Setelah dilakukan analisis data untuk pengujian hipotesis kemudian dilakukan pembahasan hasil analisis data. Pembahasan hasil analisis data sebagai berikut :

1. Hubungan Kualitas Pelayanan terhadap Kepuasan Pasien Nilai t untuk seluruh dimensi kualitas layanan selain dimensi assurance lebih dari nilai t tabel (1,660) yaitu 4,771 untuk reliability, 2,485 untuk responsiveness, 4,852 untuk empathy dan 3,789 untuk tangible, yang berarti ada pengaruh terhadap kepuasan pasien. Sedangkan dimensi assurance memiliki nilai t kurang dari nilai t tabel yaitu 1,635 yang berarti tidak memiliki pengaruh terhadap kepuasan pasien.
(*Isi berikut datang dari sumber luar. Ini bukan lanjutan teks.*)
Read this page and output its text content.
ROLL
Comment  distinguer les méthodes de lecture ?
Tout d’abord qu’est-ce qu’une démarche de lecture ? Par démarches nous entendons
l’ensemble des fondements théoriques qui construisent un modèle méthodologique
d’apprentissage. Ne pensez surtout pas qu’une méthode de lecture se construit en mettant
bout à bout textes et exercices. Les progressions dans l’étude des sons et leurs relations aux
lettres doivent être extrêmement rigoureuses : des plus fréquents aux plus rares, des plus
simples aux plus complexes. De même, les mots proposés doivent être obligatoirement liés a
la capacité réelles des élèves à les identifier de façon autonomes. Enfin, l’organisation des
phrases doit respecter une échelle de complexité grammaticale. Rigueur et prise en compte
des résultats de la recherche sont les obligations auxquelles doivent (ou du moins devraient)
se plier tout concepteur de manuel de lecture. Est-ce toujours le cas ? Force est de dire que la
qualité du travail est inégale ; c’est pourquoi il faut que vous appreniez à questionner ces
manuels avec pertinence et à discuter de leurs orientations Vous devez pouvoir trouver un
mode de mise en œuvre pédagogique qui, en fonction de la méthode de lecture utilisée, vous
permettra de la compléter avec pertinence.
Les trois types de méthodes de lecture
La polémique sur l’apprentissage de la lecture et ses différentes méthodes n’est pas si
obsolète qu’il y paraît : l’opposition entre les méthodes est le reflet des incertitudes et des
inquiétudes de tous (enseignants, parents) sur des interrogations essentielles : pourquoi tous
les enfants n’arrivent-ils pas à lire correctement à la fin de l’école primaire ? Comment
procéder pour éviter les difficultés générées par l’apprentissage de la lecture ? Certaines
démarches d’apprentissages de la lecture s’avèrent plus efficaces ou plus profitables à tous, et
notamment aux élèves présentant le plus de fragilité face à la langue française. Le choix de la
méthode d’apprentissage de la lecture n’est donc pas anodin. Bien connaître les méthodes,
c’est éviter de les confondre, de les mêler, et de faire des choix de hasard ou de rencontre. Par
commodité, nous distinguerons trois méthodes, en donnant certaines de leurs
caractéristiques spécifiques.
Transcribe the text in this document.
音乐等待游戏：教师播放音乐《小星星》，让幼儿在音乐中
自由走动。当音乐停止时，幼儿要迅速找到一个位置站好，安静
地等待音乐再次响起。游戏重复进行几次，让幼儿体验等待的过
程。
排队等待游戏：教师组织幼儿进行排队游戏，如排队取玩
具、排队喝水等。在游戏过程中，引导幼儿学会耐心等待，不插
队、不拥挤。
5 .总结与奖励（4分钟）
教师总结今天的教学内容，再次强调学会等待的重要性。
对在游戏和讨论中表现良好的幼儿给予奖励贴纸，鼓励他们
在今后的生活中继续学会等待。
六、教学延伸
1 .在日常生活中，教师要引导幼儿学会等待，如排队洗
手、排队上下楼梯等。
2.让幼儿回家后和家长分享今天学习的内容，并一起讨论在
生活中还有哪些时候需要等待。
Pada uji hipotesis secara parsial diketahui bahwa dimensi assurance tidak memberikan pengaruh yang signifikan sedangkan pada dimensi lainnya pengaruhnya cukup signifikan.

Hasil penelitian ini memberikan hasil, yaitu dimensi empathy dibandingkan dengan empat dimensi pelayanan lainnya memberikan hasil yang paling signifikan, dengan nilai t tertinggi dan nila B tertinggi.

54

Berdasarkan hasil tersebut maka sangat diperlukan upaya untuk meningkatkan pelayanan pada dimensi empathy ini, misalnya melalui kursus kepribadian untuk perawat. Sedangkan nilai yang paling menonjol dari dimensi empathy adalah pada sopan santun perawat, dan yang terendah adalah pada penciptaan kesan.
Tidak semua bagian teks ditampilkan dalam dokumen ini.